We left the Straits of Messina in almost the same position in the fleet as 

we entered it toward the back of the pack of 8 boats, 12 miles behind 

our class leader and 6 or so miles behind the rest of the pack.  

Rambler88 has begun to show her stuff and is legging out from the rest 

of the fleet.  Pressing up behind her is Momo, the 72 foot mini maxi.  

Then comes our gang of 8.  

But that summary of the beginning and end of our journey along Sicily’s 

eastern shore and the toe of the boot of Italy obscures the real story of 

the day.  In between we had a stretch where the wind gods smiled on 

us and we clawed our way to the front of our gang of 8.  We worked 

hard as we sailed passed the historic Sicilian coastal city of Syracuse to 

get close up along the beach to take advantage of the land breeze 

triggered by the night time cooling of Mt. Etna, which we now know 

thanks to Tim Keyworth’s research is the highest peak in Europe south 

of the Alps, and the sea breeze we expected to develop during the day 

today.  

It got crazy.  Our gang expanded and contracted on the course with 

each zephyr.  Last became first and first became last depending on 

where and when the wind decided to touch down.  At one point we 

were on the outside of a group of three boats, with Varuna on the 

inside and Mascalzone Latino in the middle.  We were all ghosting along 

side by side on the same tack within 150 feet of each other.  After 30 

minutes sailing along like this things changed in a sudden and 

unpredictable way.  Both we and Varuna, lost the wind and slowed 

down, putting our bows down and heading to the left.  Mascalzone, on 

the inside, amazingly got a puff of wind and sped up and turned its bow 

up to the right and pulled away from us.  We sat and marveled, stewed 

actually, that the wind got to the middle of the three boats in the line 

and neither of the other two.  As Mascalzone pulled away, we then had 

to sit and watch as the wind found its way to Varuna and they too took 

off on us.  

As we licked our wounds and wondered why the wind gods had 

abandoned us so harshly, we began to focus on our next challenge, 

getting through the Straits of Messina.  Well into the morning it looked 

like we would get to the Straits in time to have a favorable current push 

us through.  As morning turned to afternoon and the wind got light any 

hope of that disappeared.  We know had to focus on getting through 

the Straits in light air and foul current, or corrente in Italian.  We and 

our gang abandoned the beach in Sicily and headed across the Straits 

for the beaches of Italy.  Here again we were treated shabbily by the 

wind gods as the boats in front of us and to our right benefited from 

stronger winds at better angles.  We thought about petitioning the jury 

to waive the rules on outside assistance so we could order some pizza 

to pick up as we sailed along the jetties of several towns to console 

ourselves but thought better of it.

So that is the how we came to find ourselves in almost the same 

position as we sailed away from Messina as we were in at Cap Passero.

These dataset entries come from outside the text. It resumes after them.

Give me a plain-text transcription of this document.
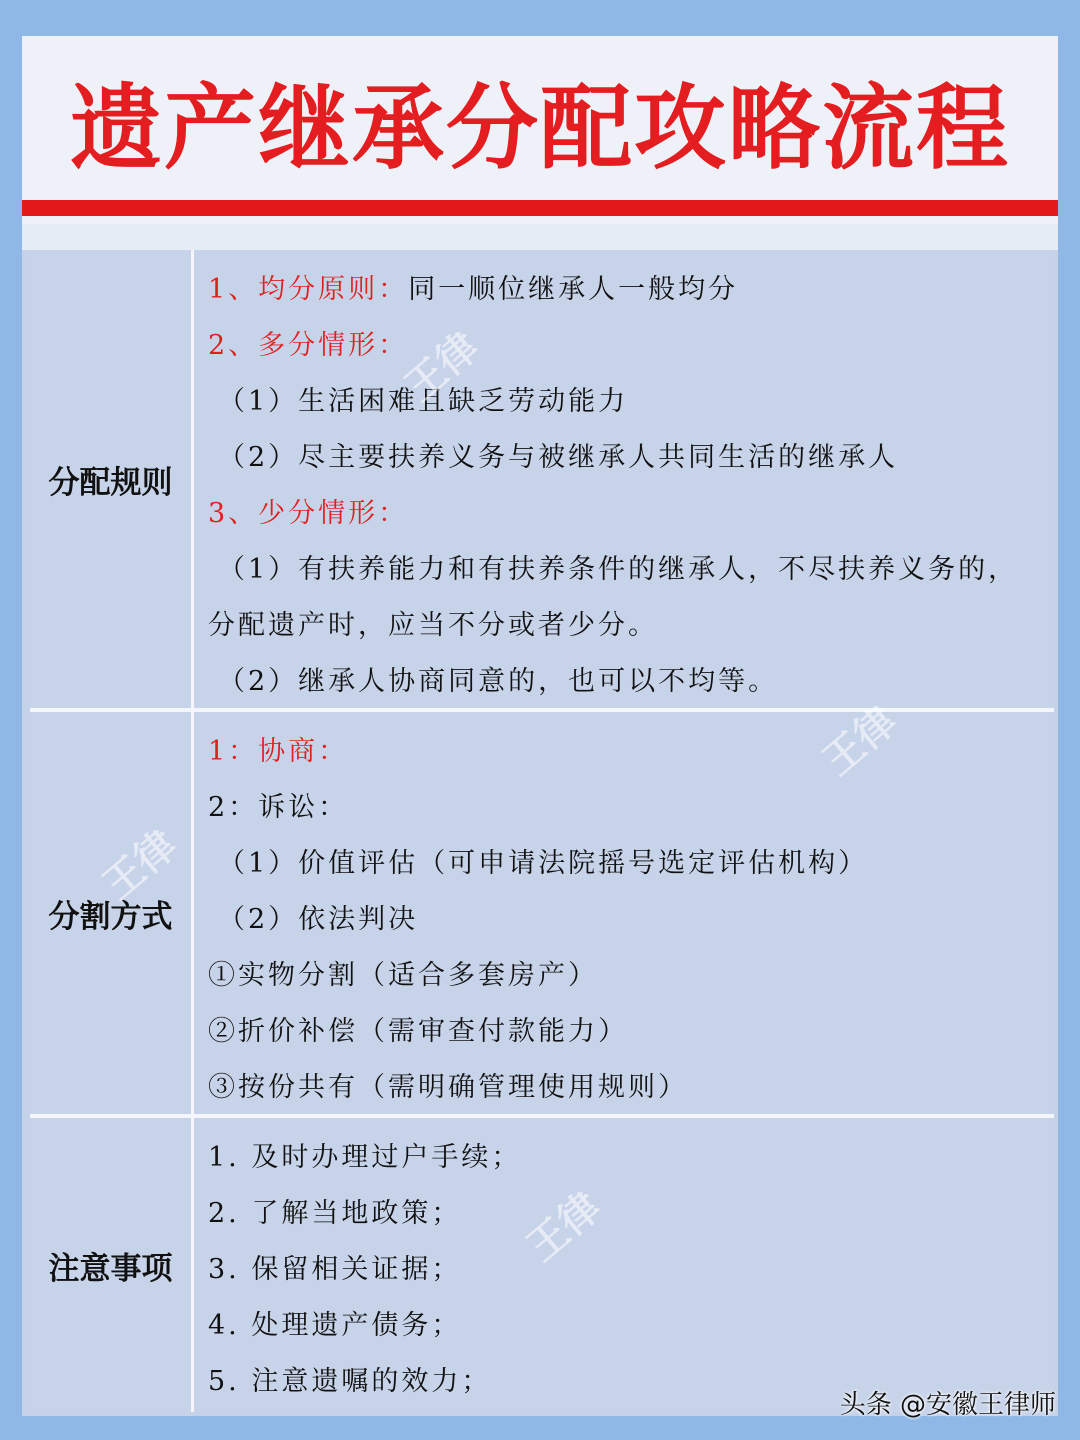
遗产继承分配攻略流程
分配规则
1、均分原则：同一顺位继承人一般均分
2、多分情形：
（1）生活困难且缺乏劳动能力
（2）尽主要扶养义务与被继承人共同生活的继承人
3、少分情形：
（1）有扶养能力和有扶养条件的继承人，不尽扶养义务的，
分配遗产时，应当不分或者少分。
（2）继承人协商同意的，也可以不均等。
分割方式
1：协商：
2：诉讼：
（1）价值评估（可申请法院摇号选定评估机构）
（2）依法判决
①实物分割（适合多套房产）
②折价补偿（需审查付款能力）
③按份共有（需明确管理使用规则）
注意事项
1. 及时办理过户手续；
2. 了解当地政策；
3. 保留相关证据；
4. 处理遗产债务；
5. 注意遗嘱的效力；
王律
王律
王律
王律
头条 @安徽王律师
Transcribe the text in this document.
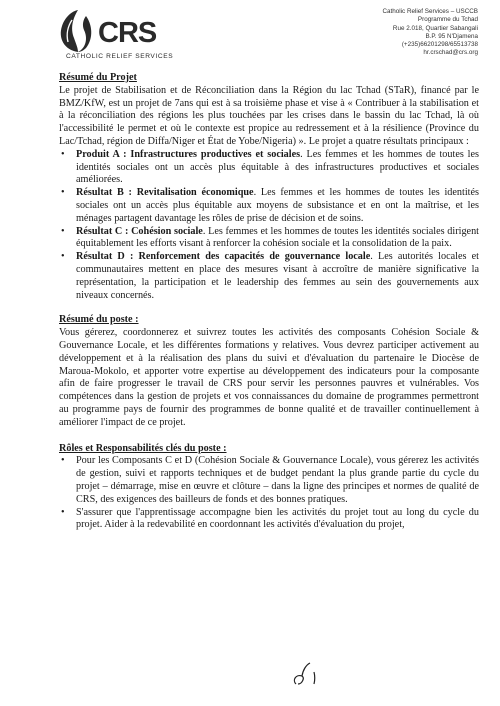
CRS
CATHOLIC RELIEF SERVICES
Catholic Relief Services – USCCB
Programme du Tchad
Rue 2.018, Quartier Sabangali
B.P. 95 N'Djamena
(+235)66201298/65513738
hr.crschad@crs.org
Résumé du Projet

Le projet de Stabilisation et de Réconciliation dans la Région du lac Tchad (STaR), financé par le BMZ/KfW, est un projet de 7ans qui est à sa troisième phase et vise à « Contribuer à la stabilisation et à la réconciliation des régions les plus touchées par les crises dans le bassin du lac Tchad, là où l'accessibilité le permet et où le contexte est propice au redressement et à la résilience (Province du Lac/Tchad, région de Diffa/Niger et État de Yobe/Nigeria) ». Le projet a quatre résultats principaux :

• Produit A : Infrastructures productives et sociales. Les femmes et les hommes de toutes les identités sociales ont un accès plus équitable à des infrastructures productives et sociales améliorées.
• Résultat B : Revitalisation économique. Les femmes et les hommes de toutes les identités sociales ont un accès plus équitable aux moyens de subsistance et en ont la maîtrise, et les ménages partagent davantage les rôles de prise de décision et de soins.
• Résultat C : Cohésion sociale. Les femmes et les hommes de toutes les identités sociales dirigent équitablement les efforts visant à renforcer la cohésion sociale et la consolidation de la paix.
• Résultat D : Renforcement des capacités de gouvernance locale. Les autorités locales et communautaires mettent en place des mesures visant à accroître de manière significative la représentation, la participation et le leadership des femmes au sein des gouvernements aux niveaux concernés.
Résumé du poste :

Vous gérerez, coordonnerez et suivrez toutes les activités des composants Cohésion Sociale & Gouvernance Locale, et les différentes formations y relatives. Vous devrez participer activement au développement et à la réalisation des plans du suivi et d'évaluation du partenaire le Diocèse de Maroua-Mokolo, et apporter votre expertise au développement des indicateurs pour la composante afin de faire progresser le travail de CRS pour servir les personnes pauvres et vulnérables. Vos compétences dans la gestion de projets et vos connaissances du domaine de programmes permettront au programme pays de fournir des programmes de bonne qualité et de travailler continuellement à améliorer l'impact de ce projet.

Rôles et Responsabilités clés du poste :
• Pour les Composants C et D (Cohésion Sociale & Gouvernance Locale), vous gérerez les activités de gestion, suivi et rapports techniques et de budget pendant la plus grande partie du cycle du projet – démarrage, mise en œuvre et clôture – dans la ligne des principes et normes de qualité de CRS, des exigences des bailleurs de fonds et des bonnes pratiques.
• S'assurer que l'apprentissage accompagne bien les activités du projet tout au long du cycle du projet. Aider à la redevabilité en coordonnant les activités d'évaluation du projet,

We passed Stromboli after dark, disappointed that the rumors of its 

peak glowing orange against the night sky were untrue.  We are sailing 

downwind to the west on a 124 mile leg to Capo St. Vito on the 

northwest corner of Sicily.  It promises to be a quiet night as we trundle 

on down the track.

We are 5th in our class of 9 and 25th in our fleet of 111.  We are happy 

with our performance in conditions that don’t really suit our big girl.  

The forecast ahead promises stronger winds and a more upwind work.  

Prospector loves those conditions.  We are not far out of second in our 

class, with skill and luck we might pull off a podium finish in our IRC2 

class.  We might be able to top finish in the top 10 in the overall IRC 

fleet which at the moment is being dominated by the smaller boats 

who carried more wind with them to Sicily as the bigger boats were 

first to get in to the lighter winds along the coast.